The best meetings don’t happen by accident. For Al Pittampalli, author of Read This Before Our Next Meeting, the key to worthwhile meetings is to distribute relevant material to participants ahead of time, and hold them accountable for reading the content. This eliminates time-wasting lags during the meeting when the facilitator must stop and “bring up to speed” a laggard.
Pittampalli proposes other strategies to promote speedier, more substantive meetings:
1. Focus on two goals. Many leaders gather employees in a room to make a decision. That’s a mistake, according to Pittampalli.
He urges leaders to hold meetings only after a decision has been made. The group thus focuses on either coordinating action to implement the decision or resolving conflict.
2. Heed the clock. Most facilitators try to stay on track, but side conversations tend to subvert the agenda. Don’t let that happen.

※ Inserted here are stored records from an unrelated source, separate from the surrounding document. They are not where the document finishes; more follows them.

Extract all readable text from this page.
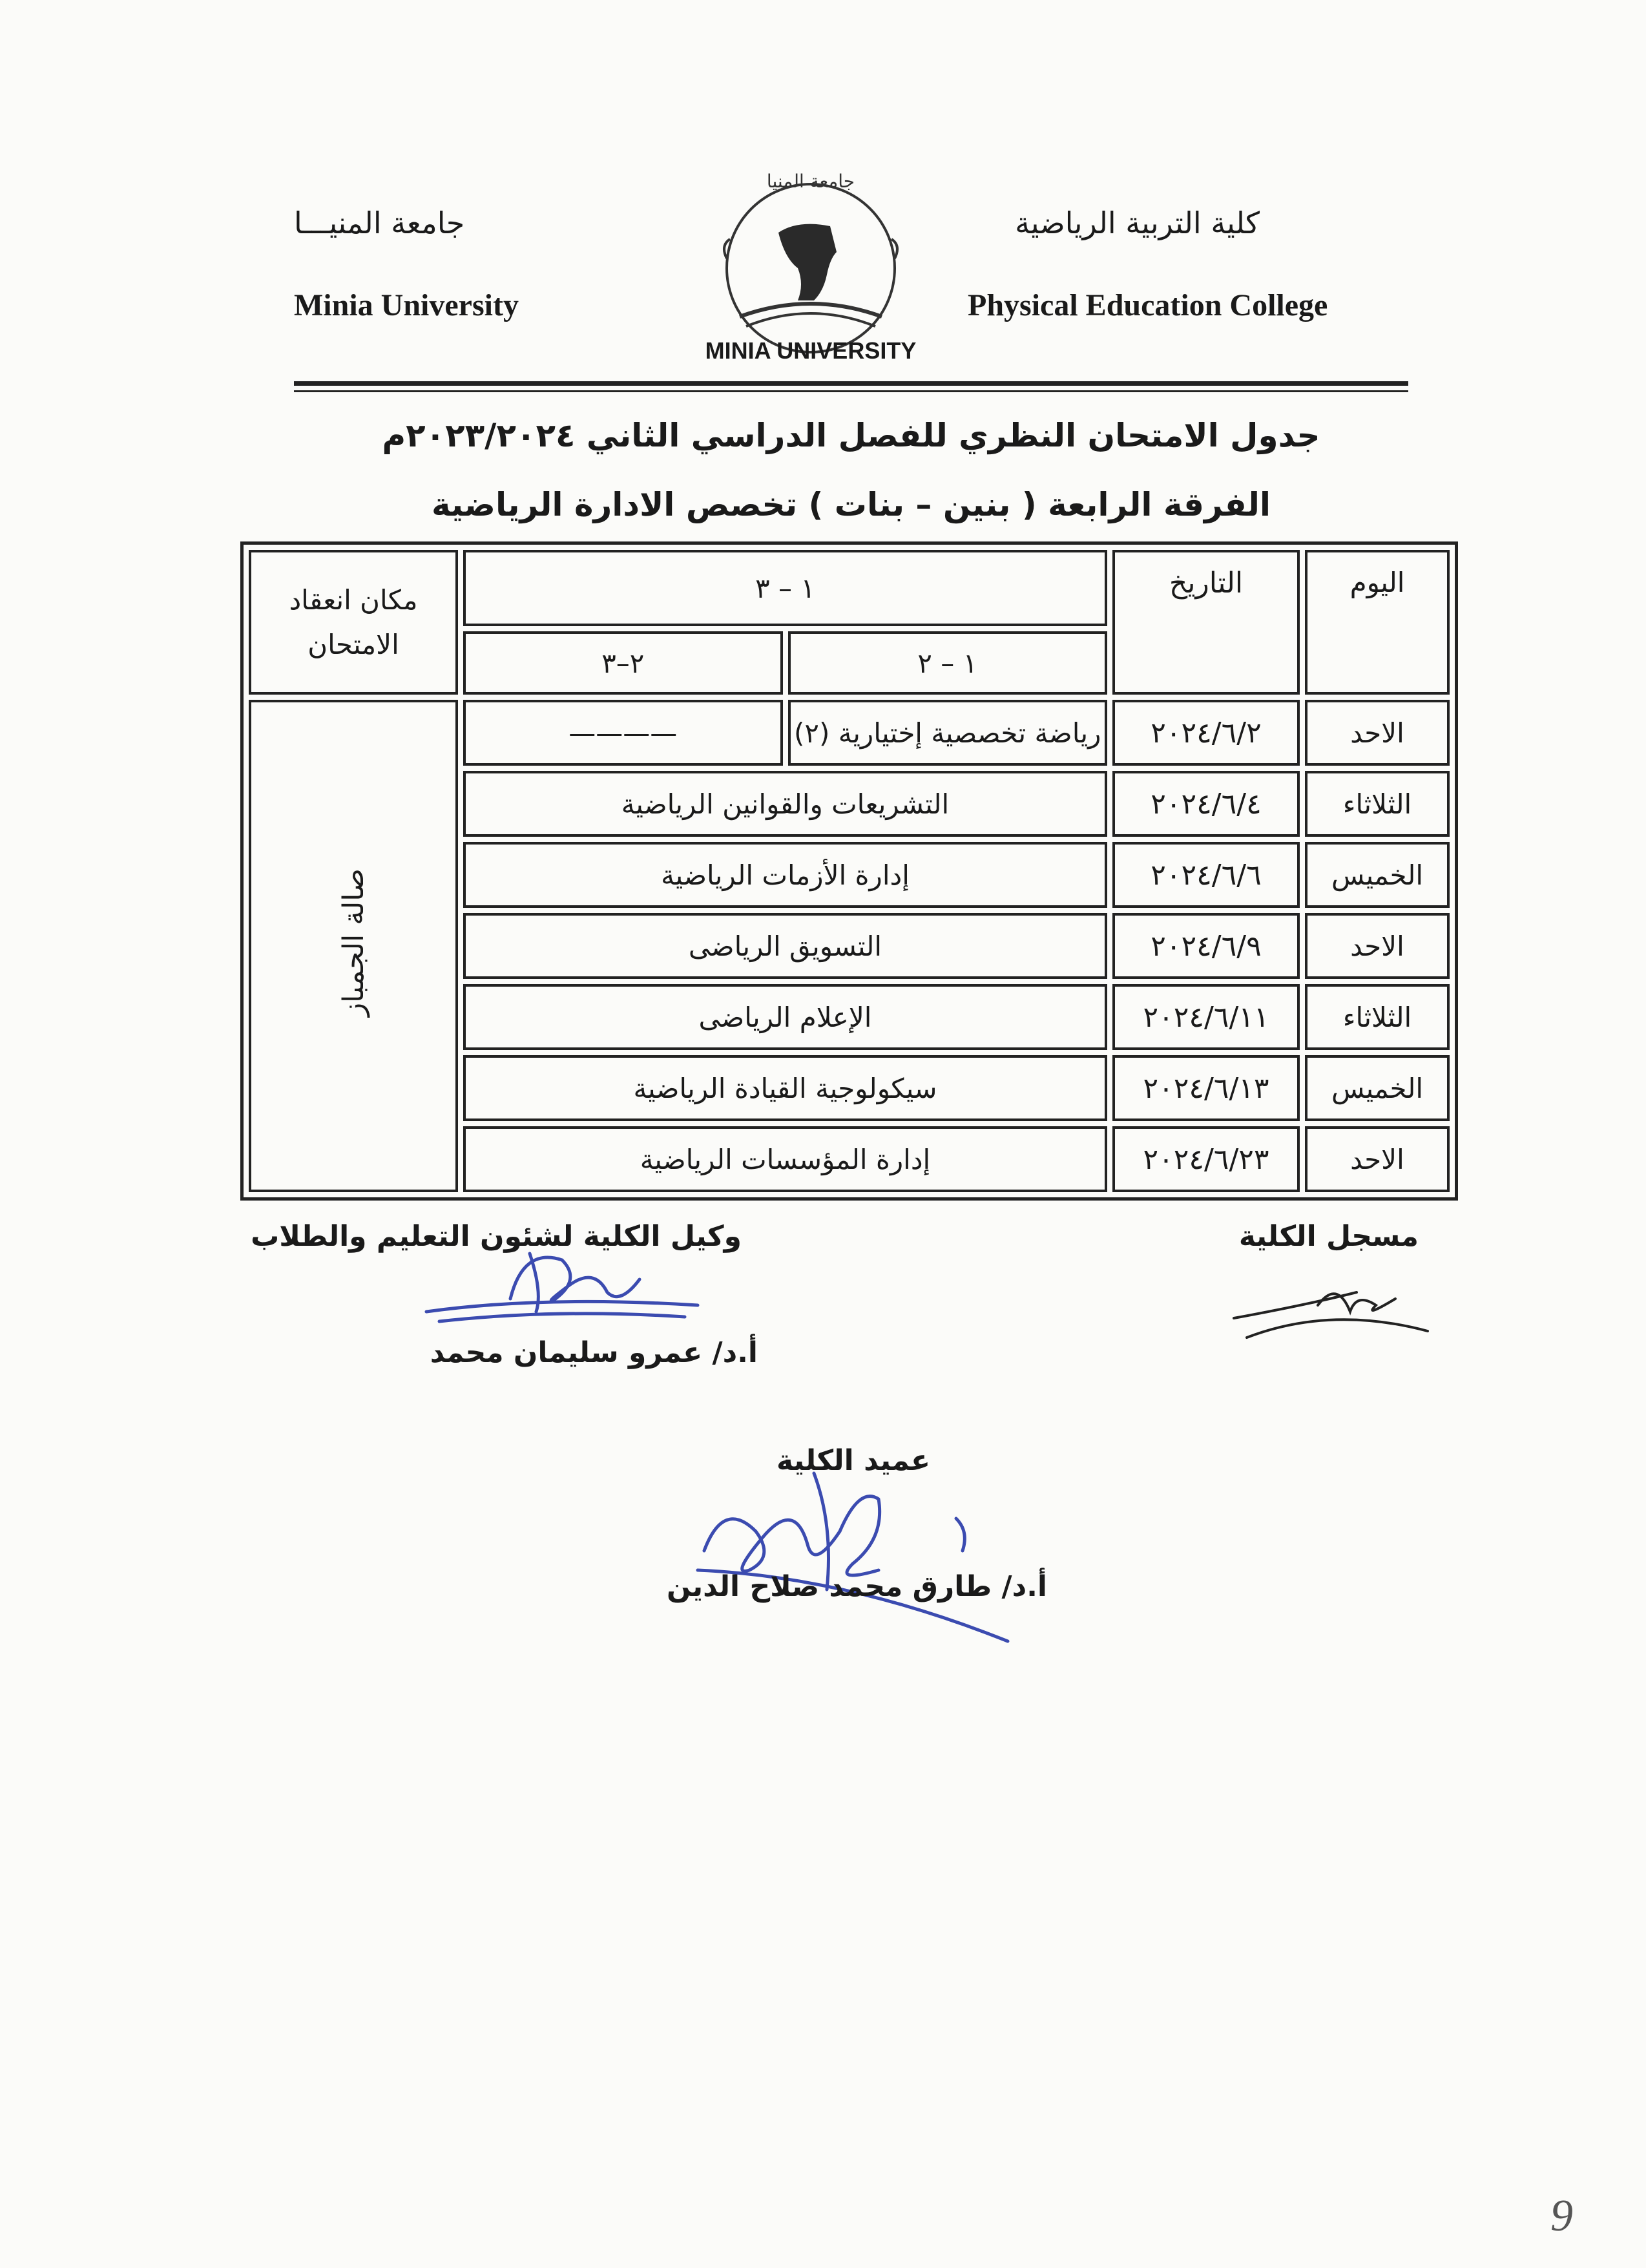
جامعة المنيـــا
Minia University
كلية التربية الرياضية
Physical Education College
جامعة المنيا
MINIA UNIVERSITY
جدول الامتحان النظري للفصل الدراسي الثاني ٢٠٢٣/٢٠٢٤م
الفرقة الرابعة ( بنين – بنات ) تخصص الادارة الرياضية
اليوم	التاريخ	١ – ٣		مكان انعقاد
الامتحان

		١ – ٢	٢–٣	
الاحد	٢٠٢٤/٦/٢	رياضة تخصصية إختيارية (٢)	————	صالة الجمباز
الثلاثاء	٢٠٢٤/٦/٤	التشريعات والقوانين الرياضية		
الخميس	٢٠٢٤/٦/٦	إدارة الأزمات الرياضية		
الاحد	٢٠٢٤/٦/٩	التسويق الرياضى		
الثلاثاء	٢٠٢٤/٦/١١	الإعلام الرياضى		
الخميس	٢٠٢٤/٦/١٣	سيكولوجية القيادة الرياضية		
الاحد	٢٠٢٤/٦/٢٣	إدارة المؤسسات الرياضية		
مسجل الكلية
وكيل الكلية لشئون التعليم والطلاب
أ.د/ عمرو سليمان محمد
عميد الكلية
أ.د/ طارق محمد صلاح الدين
9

Declare a “hard stop” at the outset of the meeting and stick to it. Start on time and cut off speakers who raise issues that diverge from what’s most relevant.
3. Limit attendance. Everyone who attends must add critical value. If you simply want someone’s input or opinion, get it ahead of time and share it with the group.
4. End with a written action plan. Conclude with a three-column action plan. In each column, write answers to “What action are we committing to?”, “Who is responsible for this action?” and “When will it be completed?”
— Adapted from “Read this before your next meeting,” www.salesandmarketing.com.